Matka z córką, studentka z USA, menadżer wytwórni płytowej, dziennikarz, operator kamery - oni wszyscy są wśród 129 ofiar krwawych zamachów w Paryżu, do których doszło w ubiegły piątek. Agencja Associated Press przejrzała część życiorysów tych, którzy zginęli z rąk terrorystów.
Jedną z najbardziej poruszających jest historia matki i córki, które razem zginęły w sali koncertowej Bataclan. Z ataku udało się uratować tylko 5-letniego syna młodszej kobiety.
Na Facebooku przyjaciele wspominają również 36-letniego Nicka Alexandra z Clochester w Wielkiej Brytanii. Mężczyzna w momencie zamachu był w Bataclan i sprzedawał gadżety zespołu Eagles of Death Metal.

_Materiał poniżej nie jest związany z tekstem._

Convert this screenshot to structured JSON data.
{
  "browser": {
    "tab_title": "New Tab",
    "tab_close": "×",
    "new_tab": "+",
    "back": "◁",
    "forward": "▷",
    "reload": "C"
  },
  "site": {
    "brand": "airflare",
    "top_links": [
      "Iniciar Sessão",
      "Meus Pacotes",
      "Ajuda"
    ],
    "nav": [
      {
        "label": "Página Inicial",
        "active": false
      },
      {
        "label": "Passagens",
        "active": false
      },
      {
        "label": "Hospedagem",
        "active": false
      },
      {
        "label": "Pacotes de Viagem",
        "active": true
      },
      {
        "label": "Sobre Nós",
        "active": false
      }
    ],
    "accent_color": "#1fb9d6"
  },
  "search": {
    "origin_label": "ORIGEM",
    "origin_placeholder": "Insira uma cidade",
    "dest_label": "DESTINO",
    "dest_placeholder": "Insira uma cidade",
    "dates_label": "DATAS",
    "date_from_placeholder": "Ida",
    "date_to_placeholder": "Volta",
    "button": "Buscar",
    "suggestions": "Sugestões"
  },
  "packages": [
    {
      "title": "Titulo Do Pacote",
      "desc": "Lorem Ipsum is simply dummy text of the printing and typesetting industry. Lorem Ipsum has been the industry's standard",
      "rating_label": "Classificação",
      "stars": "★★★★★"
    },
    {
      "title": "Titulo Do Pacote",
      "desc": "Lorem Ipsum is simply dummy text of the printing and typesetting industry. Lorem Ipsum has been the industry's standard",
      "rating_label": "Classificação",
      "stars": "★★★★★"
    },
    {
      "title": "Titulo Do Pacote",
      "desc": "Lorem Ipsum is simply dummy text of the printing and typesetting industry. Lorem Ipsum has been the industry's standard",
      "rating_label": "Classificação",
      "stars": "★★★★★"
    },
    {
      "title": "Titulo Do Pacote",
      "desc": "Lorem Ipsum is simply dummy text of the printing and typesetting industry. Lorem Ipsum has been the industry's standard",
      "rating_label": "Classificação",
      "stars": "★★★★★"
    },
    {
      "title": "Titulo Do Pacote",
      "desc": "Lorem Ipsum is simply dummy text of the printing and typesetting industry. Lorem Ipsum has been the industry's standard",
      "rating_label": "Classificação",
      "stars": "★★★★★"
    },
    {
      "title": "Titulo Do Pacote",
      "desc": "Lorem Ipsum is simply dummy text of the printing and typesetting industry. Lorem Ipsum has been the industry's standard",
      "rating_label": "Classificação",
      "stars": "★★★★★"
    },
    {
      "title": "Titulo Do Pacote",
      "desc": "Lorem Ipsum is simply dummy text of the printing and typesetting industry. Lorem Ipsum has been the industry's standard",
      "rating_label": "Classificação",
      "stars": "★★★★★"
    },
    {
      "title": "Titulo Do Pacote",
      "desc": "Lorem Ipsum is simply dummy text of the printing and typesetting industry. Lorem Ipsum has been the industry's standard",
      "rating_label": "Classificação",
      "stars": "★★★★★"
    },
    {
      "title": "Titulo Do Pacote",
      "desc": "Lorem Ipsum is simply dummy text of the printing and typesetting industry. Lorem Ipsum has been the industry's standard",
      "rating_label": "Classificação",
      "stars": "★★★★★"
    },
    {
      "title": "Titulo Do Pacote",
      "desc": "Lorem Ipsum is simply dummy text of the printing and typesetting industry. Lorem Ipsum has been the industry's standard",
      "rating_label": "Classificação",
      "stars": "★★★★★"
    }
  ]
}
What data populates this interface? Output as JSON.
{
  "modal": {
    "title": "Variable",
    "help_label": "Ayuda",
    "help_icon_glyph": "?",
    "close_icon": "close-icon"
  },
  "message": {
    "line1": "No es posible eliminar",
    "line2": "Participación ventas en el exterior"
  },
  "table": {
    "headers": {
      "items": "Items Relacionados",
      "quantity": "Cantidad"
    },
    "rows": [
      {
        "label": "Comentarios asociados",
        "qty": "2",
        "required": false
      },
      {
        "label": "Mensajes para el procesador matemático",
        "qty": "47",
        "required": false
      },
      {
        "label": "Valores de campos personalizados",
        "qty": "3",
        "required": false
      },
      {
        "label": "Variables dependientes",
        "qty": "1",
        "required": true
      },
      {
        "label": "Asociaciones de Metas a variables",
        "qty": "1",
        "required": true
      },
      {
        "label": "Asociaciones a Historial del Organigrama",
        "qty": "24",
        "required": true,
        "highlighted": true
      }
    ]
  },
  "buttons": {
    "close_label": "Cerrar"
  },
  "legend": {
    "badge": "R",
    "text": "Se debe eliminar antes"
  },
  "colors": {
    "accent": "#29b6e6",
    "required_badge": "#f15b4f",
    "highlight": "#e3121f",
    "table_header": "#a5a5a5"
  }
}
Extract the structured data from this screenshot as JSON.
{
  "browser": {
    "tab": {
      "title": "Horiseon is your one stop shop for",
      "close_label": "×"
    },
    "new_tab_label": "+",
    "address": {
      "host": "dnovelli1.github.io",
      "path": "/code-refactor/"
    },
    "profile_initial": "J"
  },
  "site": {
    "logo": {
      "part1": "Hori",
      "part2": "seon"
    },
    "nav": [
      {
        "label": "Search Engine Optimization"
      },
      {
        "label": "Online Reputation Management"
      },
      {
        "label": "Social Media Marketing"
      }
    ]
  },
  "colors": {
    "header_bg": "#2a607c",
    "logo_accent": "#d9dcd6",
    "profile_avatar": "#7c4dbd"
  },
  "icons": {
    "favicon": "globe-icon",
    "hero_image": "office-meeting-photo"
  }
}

Agencja AP wymienia również wśród ofiar 32-letniego Thomasa Ayada, menadżera grupy muzycznej Mercury, która jest częścią imperium płytowego Universal Music Group.
Reporterzy wymieniają również kuzynkę pomocnika francuskiej reprezentacji w piłce nożnej, która zginęła w czasie koncertu. Lassana Diarra grał w czasie zamachu na stadionie Stade de France, kiedy zamachowcy zdetonowali w pobliżu ładunki wybuchowe. W poruszającym wpisie na Twitterze piłkarz stwierdził, że jego kuzynka "była jak jego starsza siostra". "To ważne dla nas wszystkich, żeby reprezentować nasz kraj i jego różnorodność, żeby pozostać zjednoczonymi przeciwko horrorze, który nie ma koloru i nie ma religii" - napisał zawodnik.
Wśród ofiar jest również dziennikarz magazynu kulturalnego "Les Inrocks", Guillame Decherf, który pisał relację z koncertu grupy. Terroryści zabili również operatora kamery telewizji France24. 38-letni Mathieu Hoche osierocił 9-letniego syna.
Ofiarami zamachowców było także wielu bardzo młodych ludzi - między innymi 23-letnia studentka z USA Nohemi Gonzales, która przyleciała do Paryża na wymianę. Gonzalez została zastrzelona w restauracji Petit Cambodge, gdzie przyszła wraz ze znajomym.
Podczas koncertu Eagle of Death Metal zginęła 28-letnia pochodząca z Włoch doktorantka na Sorbonie Valeria Solesin, która do hali Bataclan wybrała się wraz z chłopakiem. Stracili ze sobą kontakt podczas ucieczki z Sali koncertowej. W Bataclan zginął także m.in. 26-letni prawnik Valentin Ribet.